Campos entre as 50 cidades que mais arrecadam

Levantamento do Campos 24 Horas mostra que Campos perdeu posições no ranking orçamentário, mas ainda ainda está à frente de algumas capitais


  • Atualização em 21/10/2023, 06h49, Foto: Campos 24 Horas.

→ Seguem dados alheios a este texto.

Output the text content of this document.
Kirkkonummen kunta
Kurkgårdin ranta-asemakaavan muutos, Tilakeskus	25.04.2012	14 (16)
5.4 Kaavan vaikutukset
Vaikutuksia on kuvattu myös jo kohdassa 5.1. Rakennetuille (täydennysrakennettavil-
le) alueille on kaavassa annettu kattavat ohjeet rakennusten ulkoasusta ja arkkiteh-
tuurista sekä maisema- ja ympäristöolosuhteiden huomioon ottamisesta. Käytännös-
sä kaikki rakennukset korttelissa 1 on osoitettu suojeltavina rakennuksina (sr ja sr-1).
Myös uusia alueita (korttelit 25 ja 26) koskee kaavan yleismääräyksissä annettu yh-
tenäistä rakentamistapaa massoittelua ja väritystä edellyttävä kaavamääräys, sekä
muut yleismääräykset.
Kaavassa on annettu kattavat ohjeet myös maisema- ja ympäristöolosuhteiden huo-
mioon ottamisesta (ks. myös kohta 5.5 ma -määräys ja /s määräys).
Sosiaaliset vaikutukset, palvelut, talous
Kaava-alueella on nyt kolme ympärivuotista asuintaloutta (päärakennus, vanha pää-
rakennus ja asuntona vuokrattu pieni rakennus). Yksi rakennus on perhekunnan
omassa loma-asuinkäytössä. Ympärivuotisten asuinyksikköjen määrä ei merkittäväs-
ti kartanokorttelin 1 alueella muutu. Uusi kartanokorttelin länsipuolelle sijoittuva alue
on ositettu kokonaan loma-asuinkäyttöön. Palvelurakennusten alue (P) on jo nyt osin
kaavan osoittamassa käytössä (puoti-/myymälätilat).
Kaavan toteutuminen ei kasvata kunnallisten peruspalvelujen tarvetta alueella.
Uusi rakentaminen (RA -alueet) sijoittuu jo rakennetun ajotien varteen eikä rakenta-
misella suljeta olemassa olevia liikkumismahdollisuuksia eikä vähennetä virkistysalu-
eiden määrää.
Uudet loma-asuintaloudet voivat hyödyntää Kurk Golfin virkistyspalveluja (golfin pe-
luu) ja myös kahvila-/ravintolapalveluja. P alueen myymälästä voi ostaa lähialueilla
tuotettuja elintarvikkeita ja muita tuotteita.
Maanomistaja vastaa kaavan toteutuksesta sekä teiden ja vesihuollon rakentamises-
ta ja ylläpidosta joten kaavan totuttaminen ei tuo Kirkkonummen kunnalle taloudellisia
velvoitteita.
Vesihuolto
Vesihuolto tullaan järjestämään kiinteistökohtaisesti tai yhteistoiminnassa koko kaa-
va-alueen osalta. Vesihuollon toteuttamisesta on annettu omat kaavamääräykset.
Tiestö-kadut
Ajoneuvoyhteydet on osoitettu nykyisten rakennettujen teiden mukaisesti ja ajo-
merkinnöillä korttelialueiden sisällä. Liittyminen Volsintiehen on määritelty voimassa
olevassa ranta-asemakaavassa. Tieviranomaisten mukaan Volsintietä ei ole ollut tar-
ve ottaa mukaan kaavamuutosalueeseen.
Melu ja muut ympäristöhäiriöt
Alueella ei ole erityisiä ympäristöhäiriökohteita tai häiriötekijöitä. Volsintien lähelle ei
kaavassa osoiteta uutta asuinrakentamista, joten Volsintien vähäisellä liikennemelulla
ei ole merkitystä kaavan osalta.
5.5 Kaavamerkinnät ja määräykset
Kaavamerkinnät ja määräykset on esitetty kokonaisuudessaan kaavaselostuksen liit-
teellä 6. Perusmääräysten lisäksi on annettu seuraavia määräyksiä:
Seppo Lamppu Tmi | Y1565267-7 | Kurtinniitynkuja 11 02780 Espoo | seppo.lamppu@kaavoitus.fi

Postado por Fabiano Venancio - Com um orçamento estimado para 2024, em R$ 2,6 bilhões, Campos está entre os 47 municípios de maior arrecadação do país, segundo levantamento da equipe do site Campos 24 Horas. O município caiu quatro posições no ranking orçamentário, já que há dois anos figurava entre os 43 maiores do país, com uma peça orçamentária de R$ 1,9 bilhão.  Contudo, o levantamento do Campos 24 Horas mostra que, no plano estadual,  Campos está abaixo apenas da capital (com R$ 45,8 bilhões); Maricá (R$ 8 bilhões), Niterói (R$ 5,7 bilhões), Duque de Caxias (R$ 4,8 bilhões) e Macaé (R$ 3,9 bi). Saquarema, da região produtora da Bacia de Santos, com orçamento de R$ 2,5 bi, encostou em Campos. Ao final desta publicação, mostramos ainda a lista dos municípios com maiores orçamentos do país.   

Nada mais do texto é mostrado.